3. Alumni Cantabrigienses: A Biographical List of All Known Students, Volume 2, By John Venn.
4. Muster Rolls & Pay Lists January 1858, WO11-158, National Archives, Kew.
5. Dictionary of Warders and Gaolers, p.26, David J. Barker.
6. Memorandum of Amount of Work 1863, Henderson, Manning and Grain.
7. Muster Rolls & Pay Lists Oct 1859 – Mar 1862, WO11-169 to 203, National Archives, Kew.

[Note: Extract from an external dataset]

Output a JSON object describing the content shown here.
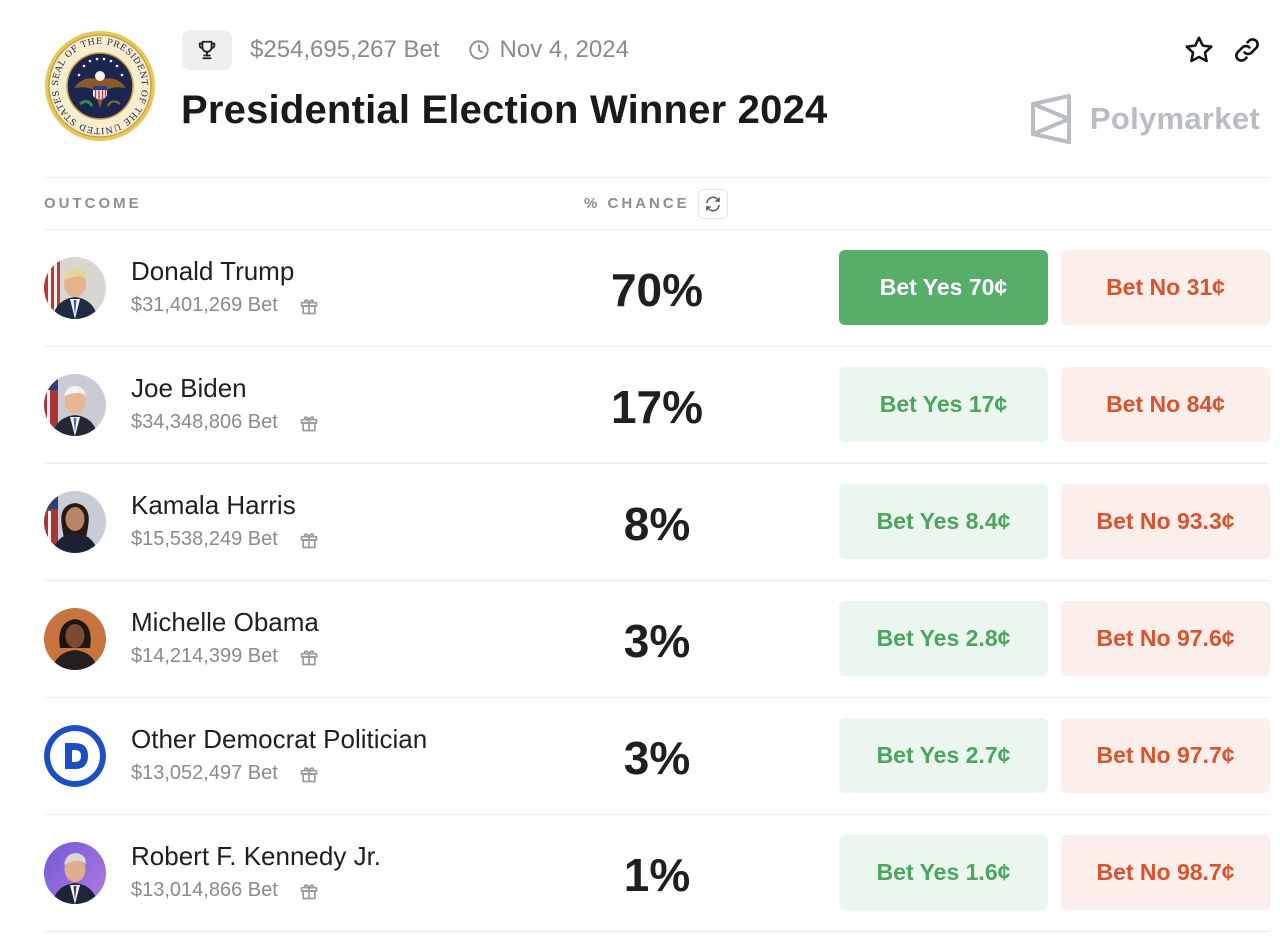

8. CSR Vol. 499-15, State Records Office, Western Australia AND Ephemera PR 6547, F H Broomhall, Battye Library, Western Australia. This references used for Budd’s arrival on the Anna Robertson in the resource ‘Passenger Arrivals in Western Australia 1830-1890’ is incorrect. CSR Vol. 499-15 is a list of 20th Company RE soldiers discharged in WA written and signed by Captain E M. Grain, March 1862.
9. Certified Copy of Marriage Ref. 1746/1862 & WA Birth Index, GRO, Perth.
10. Bicentennial Dictionaries Vol. 1, p. 382, Rica Erickson.
11. They Kept This State Afloat: shipbuilders, boatbuilders and shipwrights of WA, 1829-1929, Rod Dickson, 1995.
12. Land Titles Office advertisement, Daily News 14 Apr 1893.
13. Record of burial and photograph of grave courtesy of East Perth Cemetery website.
14. Cons. 3403-1882-645, State Records Office, Western Australia.